Proving that you can still count all Brahms’s violin sonatas on one hand

Brahms Wallin

The Strad Issue: September 2019

Description: Proving that you can still count all Brahms’s violin sonatas on one hand

Musicians: Ulf Wallin (violin) Roland Pöntinen (piano)

Works: BRAHMS Violin Sonata in F minor op.120 no.1, Scherzo (‘FAE’ Sonata); Violin Sonata no.1 in G major op.78; O kühler Wald op.72 no.3; An die Nachtigall op.46.no.4

Catalogue Number: BIS-2369 (SACD)

 

Five! What? All violinists, and everybody who matters, know that Brahms wrote three violin sonatas. Violists know that he sanctioned his clarinet sonatas for use by viola players. Not many know that he also arranged them for violin and reworked the solo and piano parts (let us pass over Brahms’s view to his friend the violinist Joachim that he thought the viola versions were awkward and unenjoyable).

In the first of a two-volume recording project, Ulf Wallin and Roland Pöntinen are not just playing the sonatas as curiosities; they are claiming them as part of the canon. So, here is the Violin Sonata in F minor, with octave adjustments for the bits that go too low, reassigning of parts between instruments, and so on. They play it well, open-hearted in the first movement and with an intimate, confessional air in the central Andante. Wallin has a warm sound and an easy, flowing way with Brahms’s weaving phrases.
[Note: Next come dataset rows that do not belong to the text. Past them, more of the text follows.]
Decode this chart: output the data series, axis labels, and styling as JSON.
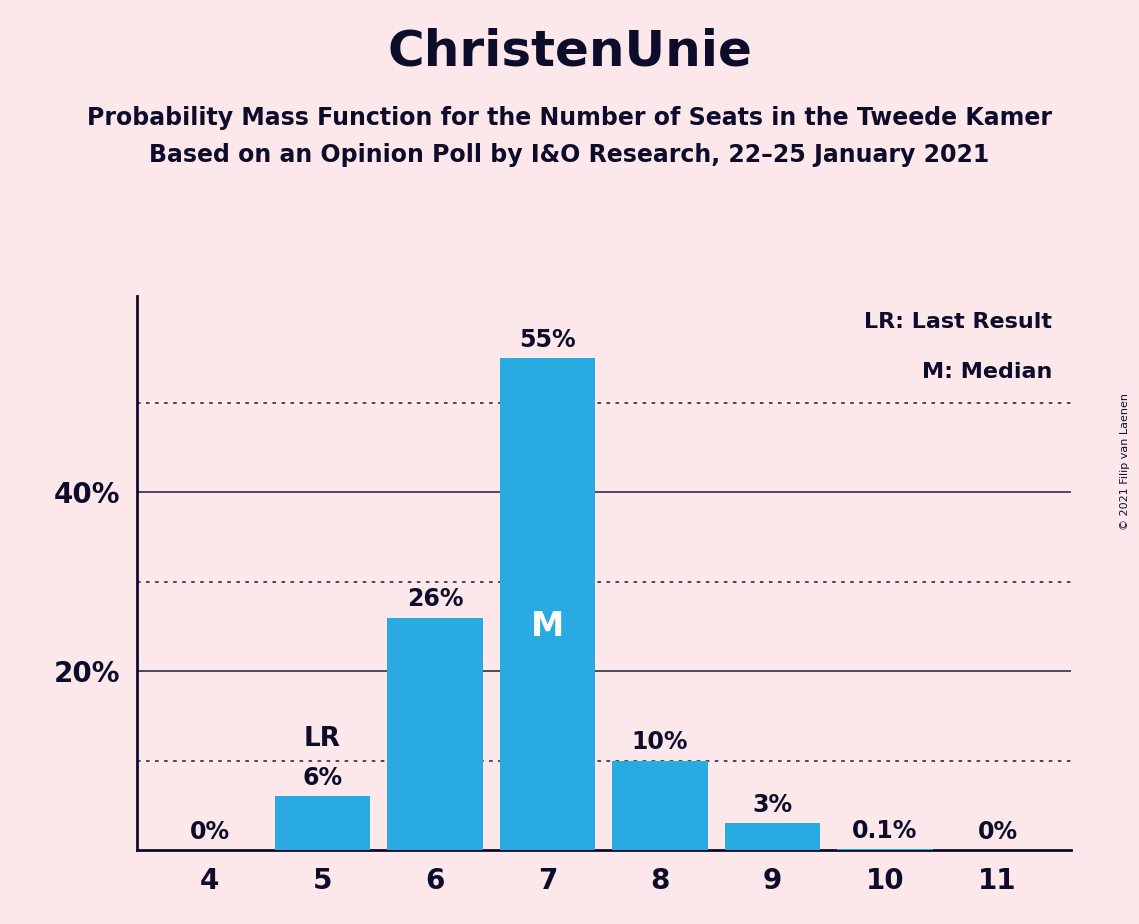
{
  "title": "ChristenUnie",
  "subtitle1": "Probability Mass Function for the Number of Seats in the Tweede Kamer",
  "subtitle2": "Based on an Opinion Poll by I&O Research, 22–25 January 2021",
  "copyright": "© 2021 Filip van Laenen",
  "seats": [
    4,
    5,
    6,
    7,
    8,
    9,
    10,
    11
  ],
  "probabilities": [
    0.0,
    6.0,
    26.0,
    55.0,
    10.0,
    3.0,
    0.1,
    0.0
  ],
  "bar_labels": [
    "0%",
    "6%",
    "26%",
    "55%",
    "10%",
    "3%",
    "0.1%",
    "0%"
  ],
  "bar_color": "#29abe2",
  "background_color": "#fce8ea",
  "text_color": "#0d0d2b",
  "lr_seat": 5,
  "median_seat": 7,
  "lr_label": "LR",
  "median_label": "M",
  "legend_lr": "LR: Last Result",
  "legend_m": "M: Median",
  "ylim": [
    0,
    62
  ],
  "dotted_gridlines": [
    10,
    30,
    50
  ],
  "solid_gridlines": [
    20,
    40
  ],
  "bar_width": 0.85
}
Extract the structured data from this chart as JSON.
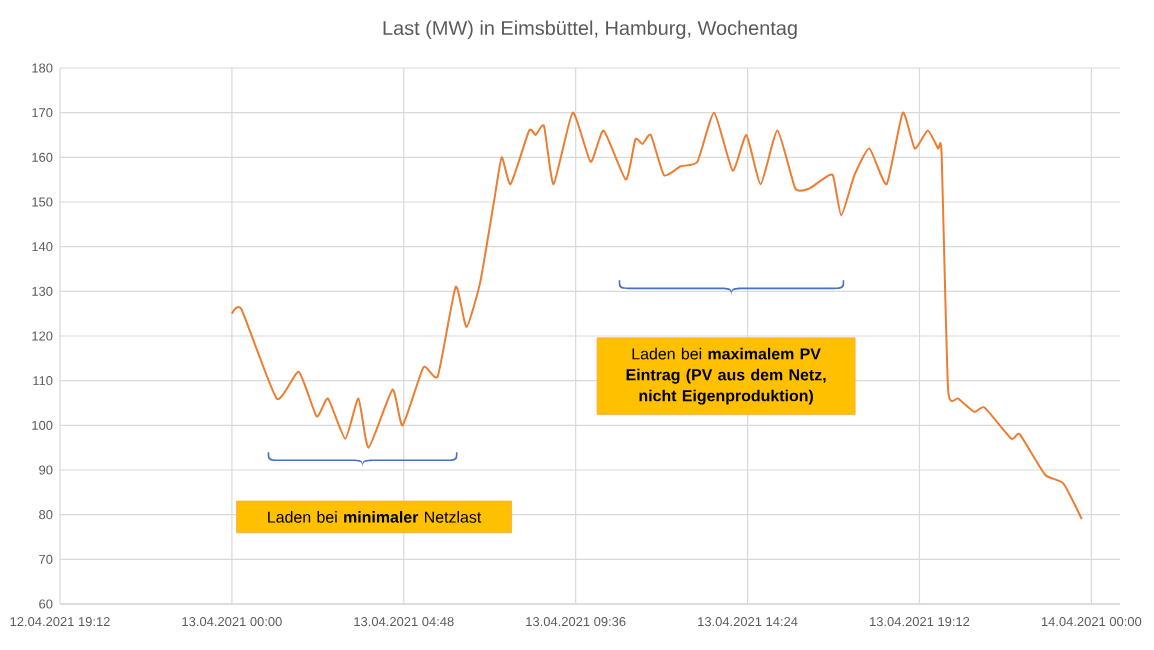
{
  "chart_data": {
    "type": "line",
    "title": "Last (MW) in Eimsbüttel, Hamburg, Wochentag",
    "x": [
      "2021-04-13T00:00",
      "2021-04-13T00:16",
      "2021-04-13T01:15",
      "2021-04-13T01:52",
      "2021-04-13T02:22",
      "2021-04-13T02:41",
      "2021-04-13T03:10",
      "2021-04-13T03:32",
      "2021-04-13T03:49",
      "2021-04-13T04:29",
      "2021-04-13T04:46",
      "2021-04-13T05:21",
      "2021-04-13T05:45",
      "2021-04-13T06:15",
      "2021-04-13T06:33",
      "2021-04-13T06:56",
      "2021-04-13T07:19",
      "2021-04-13T07:32",
      "2021-04-13T07:47",
      "2021-04-13T08:18",
      "2021-04-13T08:29",
      "2021-04-13T08:43",
      "2021-04-13T08:59",
      "2021-04-13T09:31",
      "2021-04-13T10:01",
      "2021-04-13T10:23",
      "2021-04-13T11:00",
      "2021-04-13T11:16",
      "2021-04-13T11:28",
      "2021-04-13T11:42",
      "2021-04-13T12:04",
      "2021-04-13T12:32",
      "2021-04-13T13:00",
      "2021-04-13T13:28",
      "2021-04-13T13:59",
      "2021-04-13T14:22",
      "2021-04-13T14:46",
      "2021-04-13T15:14",
      "2021-04-13T15:44",
      "2021-04-13T16:07",
      "2021-04-13T16:29",
      "2021-04-13T16:47",
      "2021-04-13T17:01",
      "2021-04-13T17:23",
      "2021-04-13T17:48",
      "2021-04-13T18:17",
      "2021-04-13T18:44",
      "2021-04-13T19:04",
      "2021-04-13T19:26",
      "2021-04-13T19:43",
      "2021-04-13T19:49",
      "2021-04-13T20:00",
      "2021-04-13T20:17",
      "2021-04-13T20:44",
      "2021-04-13T21:01",
      "2021-04-13T21:46",
      "2021-04-13T22:00",
      "2021-04-13T22:42",
      "2021-04-13T23:13",
      "2021-04-13T23:44"
    ],
    "series": [
      {
        "color": "#ed7d31",
        "values": [
          125,
          126,
          106,
          112,
          102,
          106,
          97,
          106,
          95,
          108,
          100,
          113,
          111,
          131,
          122,
          132,
          150,
          160,
          154,
          166,
          165,
          167,
          154,
          170,
          159,
          166,
          155,
          164,
          163,
          165,
          156,
          158,
          159,
          170,
          157,
          165,
          154,
          166,
          153,
          153,
          155,
          156,
          147,
          156,
          162,
          154,
          170,
          162,
          166,
          162,
          161,
          108,
          106,
          103,
          104,
          97,
          98,
          89,
          87,
          79
        ]
      }
    ],
    "xlim": [
      "2021-04-12T19:12",
      "2021-04-14T00:48"
    ],
    "xticks": [
      {
        "value": "2021-04-12T19:12",
        "label": "12.04.2021 19:12"
      },
      {
        "value": "2021-04-13T00:00",
        "label": "13.04.2021 00:00"
      },
      {
        "value": "2021-04-13T04:48",
        "label": "13.04.2021 04:48"
      },
      {
        "value": "2021-04-13T09:36",
        "label": "13.04.2021 09:36"
      },
      {
        "value": "2021-04-13T14:24",
        "label": "13.04.2021 14:24"
      },
      {
        "value": "2021-04-13T19:12",
        "label": "13.04.2021 19:12"
      },
      {
        "value": "2021-04-14T00:00",
        "label": "14.04.2021 00:00"
      }
    ],
    "ylim": [
      60,
      180
    ],
    "yticks": [
      60,
      70,
      80,
      90,
      100,
      110,
      120,
      130,
      140,
      150,
      160,
      170,
      180
    ],
    "grid": true,
    "marker": "none",
    "line_style": "solid",
    "annotations": [
      "Laden bei **minimaler** Netzlast",
      "Laden bei **maximalem PV Eintrag (PV aus dem Netz, nicht Eigenproduktion)**"
    ]
  }
}
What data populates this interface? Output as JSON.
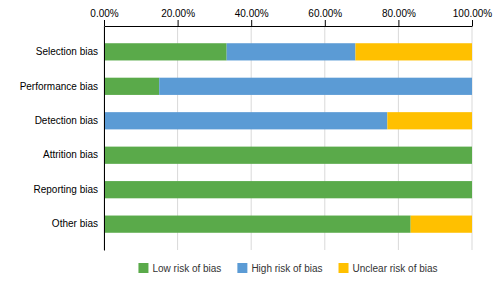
{
  "chart_data": {
    "type": "bar",
    "orientation": "horizontal",
    "stacked": true,
    "categories": [
      "Selection bias",
      "Performance bias",
      "Detection bias",
      "Attrition bias",
      "Reporting bias",
      "Other bias"
    ],
    "series": [
      {
        "name": "Low risk of bias",
        "color": "#5aaa4a",
        "values": [
          33.33,
          15.0,
          0.0,
          100.0,
          100.0,
          83.33
        ]
      },
      {
        "name": "High risk of bias",
        "color": "#5b9bd5",
        "values": [
          35.0,
          85.0,
          77.0,
          0.0,
          0.0,
          0.0
        ]
      },
      {
        "name": "Unclear risk of bias",
        "color": "#ffc000",
        "values": [
          31.67,
          0.0,
          23.0,
          0.0,
          0.0,
          16.67
        ]
      }
    ],
    "xlim": [
      0,
      100
    ],
    "xticks": [
      {
        "value": 0,
        "label": "0.00%"
      },
      {
        "value": 20,
        "label": "20.00%"
      },
      {
        "value": 40,
        "label": "40.00%"
      },
      {
        "value": 60,
        "label": "60.00%"
      },
      {
        "value": 80,
        "label": "80.00%"
      },
      {
        "value": 100,
        "label": "100.00%"
      }
    ],
    "grid": true,
    "legend": "bottom"
  }
}
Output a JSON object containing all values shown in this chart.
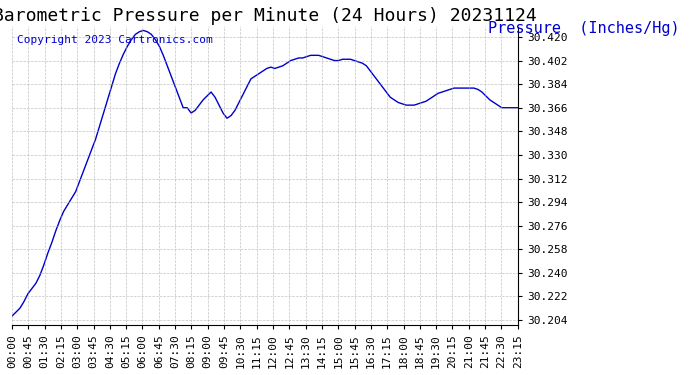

In the first movement of the G major Sonata he gives a graceful, essentially lyrical performance, stroking and caressing the melodies in a way that makes the strident outbursts all the more striking. The Adagio is gentle and sometimes mysterious, and the finale light and airy. Pöntinen is a fine and sensitive partner. The recording is close, with some resonance.